Social decencies of a few restored the dignities of many
S Prasannarajan S Prasannarajan | 31 Jul, 2020
We haven’t overcome yet. We are still in the midst of a pandemic that has, apart from making us poorer and fearful, changed the many comforting certainties of life. It’s been a little more than four months now, and we are still learning how to be reborn in a world we can no longer afford to take for granted. We have come a long way, as if we have already crossed eternities, from the first curious days when the coronavirus was so distant from us, when it was someone else’s hell. Then the Chinese city of Wuhan was an isolated horror, and we thought geography would save us, and that was before the city became a story of information blockage and totalitarian temptations, for behind the much-touted Chinese containment of the virus lay the simulated reality of a regime that feared facts, and feared the citizen who dared to speak the truth. The unsolicited martyrdom of Li Wenliang, the Wuhan doctor who was harassed by the state for spreading rumours—Chinesespeak for unpleasant news—and eventually killed by the virus he had warned about, would continue to remind us what we could have done, and what we should not have done, while faced with the first signs of a pandemic (‘A Requiem for Li Wenliang’, Open, April 20th). The original story in Chinese was about suppression and evasion, and it would soon be followed elsewhere by denials, dismissals and cynicism—and even libertarian machismo. The virus would prove to be more determined than the politician, and it would take collapsing healthcare systems and a mounting death count to make the politician receptive to science and expertise, to discard the false morality of life versus livelihood, and to realise that there was only one choice: acknowledge and act. Everyone didn’t do that.
India did respond with a greater sense of urgency, and an early lockdown of the country brought out the enormity of the crisis, and clarified how much, for how long, we need to give up larger portions of our liberty to survive. In disruption and isolation, we accepted the inevitability of suffering and the humility of being alive. Courtesy the extended lockdown, we were in the right mindset of fear and responsibility as the virus multiplied, breached barriers and waited. Unlike some of his counterparts in some other democracies, Prime Minister Narendra Modi didn’t downplay the threat; he didn’t promise anything he was not sure about fulfilling. His lockdown addresses were more motivational talk than matter-of-factness, and they were intended to introduce India to the coming phases of austerity and hardship. The experts would do the talking separately, dealing with data and details, and that would only mean more bad news. India is now the world’s third most infected country, and it once again tells a story we have been avoiding for so long: the nature of our political inheritance and how we manage it.
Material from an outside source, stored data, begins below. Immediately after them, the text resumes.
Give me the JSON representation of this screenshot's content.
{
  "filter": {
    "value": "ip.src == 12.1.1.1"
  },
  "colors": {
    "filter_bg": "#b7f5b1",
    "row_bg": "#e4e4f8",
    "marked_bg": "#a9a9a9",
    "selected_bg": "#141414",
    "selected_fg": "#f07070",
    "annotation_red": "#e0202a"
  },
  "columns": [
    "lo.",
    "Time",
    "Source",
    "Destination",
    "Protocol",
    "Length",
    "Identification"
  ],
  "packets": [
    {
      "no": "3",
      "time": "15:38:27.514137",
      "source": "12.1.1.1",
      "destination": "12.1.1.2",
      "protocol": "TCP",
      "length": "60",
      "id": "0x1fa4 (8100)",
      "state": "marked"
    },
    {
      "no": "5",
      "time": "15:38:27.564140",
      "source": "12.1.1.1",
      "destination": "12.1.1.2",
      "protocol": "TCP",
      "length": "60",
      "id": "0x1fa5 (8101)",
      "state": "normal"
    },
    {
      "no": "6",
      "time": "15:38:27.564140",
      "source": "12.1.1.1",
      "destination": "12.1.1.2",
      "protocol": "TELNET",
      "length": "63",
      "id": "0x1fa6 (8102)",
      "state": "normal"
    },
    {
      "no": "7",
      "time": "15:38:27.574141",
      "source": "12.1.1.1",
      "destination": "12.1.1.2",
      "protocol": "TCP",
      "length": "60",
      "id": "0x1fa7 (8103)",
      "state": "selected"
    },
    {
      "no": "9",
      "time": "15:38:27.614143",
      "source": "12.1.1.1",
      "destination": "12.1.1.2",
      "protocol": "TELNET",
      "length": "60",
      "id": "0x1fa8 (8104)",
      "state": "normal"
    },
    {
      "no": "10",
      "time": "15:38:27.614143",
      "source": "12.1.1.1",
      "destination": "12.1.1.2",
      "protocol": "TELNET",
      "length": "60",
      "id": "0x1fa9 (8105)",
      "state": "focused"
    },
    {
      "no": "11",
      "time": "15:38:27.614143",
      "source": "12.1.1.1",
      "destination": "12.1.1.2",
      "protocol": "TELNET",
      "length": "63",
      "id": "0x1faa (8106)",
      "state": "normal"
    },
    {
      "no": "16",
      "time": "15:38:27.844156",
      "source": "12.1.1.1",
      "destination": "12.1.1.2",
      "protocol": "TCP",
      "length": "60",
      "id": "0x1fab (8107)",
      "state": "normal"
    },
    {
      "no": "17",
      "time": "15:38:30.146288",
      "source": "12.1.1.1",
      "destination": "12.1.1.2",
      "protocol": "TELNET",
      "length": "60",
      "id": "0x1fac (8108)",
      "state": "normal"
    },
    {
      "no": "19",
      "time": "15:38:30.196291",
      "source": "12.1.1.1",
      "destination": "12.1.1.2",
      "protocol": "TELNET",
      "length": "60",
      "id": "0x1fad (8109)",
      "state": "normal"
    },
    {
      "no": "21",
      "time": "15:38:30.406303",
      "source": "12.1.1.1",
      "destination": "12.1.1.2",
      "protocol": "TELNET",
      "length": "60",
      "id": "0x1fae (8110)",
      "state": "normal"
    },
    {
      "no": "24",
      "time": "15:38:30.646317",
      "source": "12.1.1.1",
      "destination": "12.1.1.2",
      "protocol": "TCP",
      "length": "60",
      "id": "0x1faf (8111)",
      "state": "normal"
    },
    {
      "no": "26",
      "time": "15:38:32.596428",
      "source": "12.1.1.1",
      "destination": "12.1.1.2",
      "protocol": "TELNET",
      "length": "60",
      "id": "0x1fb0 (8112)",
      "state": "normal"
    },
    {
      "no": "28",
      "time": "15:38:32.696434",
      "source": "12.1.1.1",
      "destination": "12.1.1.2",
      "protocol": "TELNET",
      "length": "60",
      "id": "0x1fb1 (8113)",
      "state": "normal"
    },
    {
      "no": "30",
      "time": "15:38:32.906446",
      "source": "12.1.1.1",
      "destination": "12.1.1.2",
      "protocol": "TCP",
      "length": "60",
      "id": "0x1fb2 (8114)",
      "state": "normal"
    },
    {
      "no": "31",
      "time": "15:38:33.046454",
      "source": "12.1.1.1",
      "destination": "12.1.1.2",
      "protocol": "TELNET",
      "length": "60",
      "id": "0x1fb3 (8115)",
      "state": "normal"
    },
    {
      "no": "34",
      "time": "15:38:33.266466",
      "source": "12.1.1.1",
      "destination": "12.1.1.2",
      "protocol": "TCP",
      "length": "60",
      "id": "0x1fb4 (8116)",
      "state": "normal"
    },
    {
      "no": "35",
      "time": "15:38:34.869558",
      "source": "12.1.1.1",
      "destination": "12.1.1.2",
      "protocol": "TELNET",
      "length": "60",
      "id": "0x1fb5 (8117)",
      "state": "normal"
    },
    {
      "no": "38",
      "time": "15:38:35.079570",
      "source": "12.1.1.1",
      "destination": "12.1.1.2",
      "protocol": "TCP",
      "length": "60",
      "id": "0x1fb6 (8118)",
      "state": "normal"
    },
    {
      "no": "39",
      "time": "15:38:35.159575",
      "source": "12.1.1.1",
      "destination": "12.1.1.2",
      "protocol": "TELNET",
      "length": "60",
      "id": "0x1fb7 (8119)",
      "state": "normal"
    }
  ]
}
It takes a human crisis of this magnitude to reveal the inequalities of a country aspiring to be at the higher tables of global power. So many salvation theories—all variations of socialism—were played out by the previous redeemers, but, glitz apart, we remained more Pather Panchali than Crazy Rich Asians. If there is one constant in Indian political life, it’s the socialist model by any other name. When we are instinctively indebted to a bad past, we are increasingly incapable of escaping its worst legacies. At the peak of the pandemic, our healthcare system could not cope.
We could not mask the systemic failure.
That said, it was not social distancing and self-isolation alone that made the pandemic bearable. Individual empathy and enterprise made a big difference. If there were any number of politicians out there decrying information, there were individuals—experts, scientists, researchers, policy analysts, community leaders, and ordinary citizens—who insisted that knowledge was the best resistance till a vaccine came along. When fear clouded perceptions and conditioned our social relationship, there was someone with the authority to clarify and emphasise, to reassure without exaggeration. The expert, usually a hate figure for populists and demagogues, reclaimed his space as the virus spawned a series of crazy remedies and comforting lies. And for researchers and vaccine developers, a pandemic was a once-in-a-lifetime challenge to explore the farthest frontiers of science. When most of us stayed at home, and when thousands of the uprooted labourers could not afford that luxury, and most horrifyingly, when the infected became the stigmatised, there were a small number of Indians who displayed kindness and courage in abundance. Social decencies of a few restored the dignities of many.
This is our sixth edition of Open Minds, which began as a listing of India’s thought leaders, an assessment of arguments that make the national conversation, to mark our anniversary. This year we have deviated: The magazine you are reading now is a celebration of these exceptional men and women—and a few organisations—whose actions, ideas and examples have made life during a pandemic less painful for the infected, the economically affected, and the most vulnerable. Maybe it’s not a departure from the tradition at all; it is a renewal necessitated by history. After all, ideas are the ultimate catalysts, for better or worse. The following pages are populated by discreet heroes of a difficult time, armed with both ideas and idealism. We call them Open Minds because they refuse to abandon hope—or an informed argument. This magazine shares the sentiment.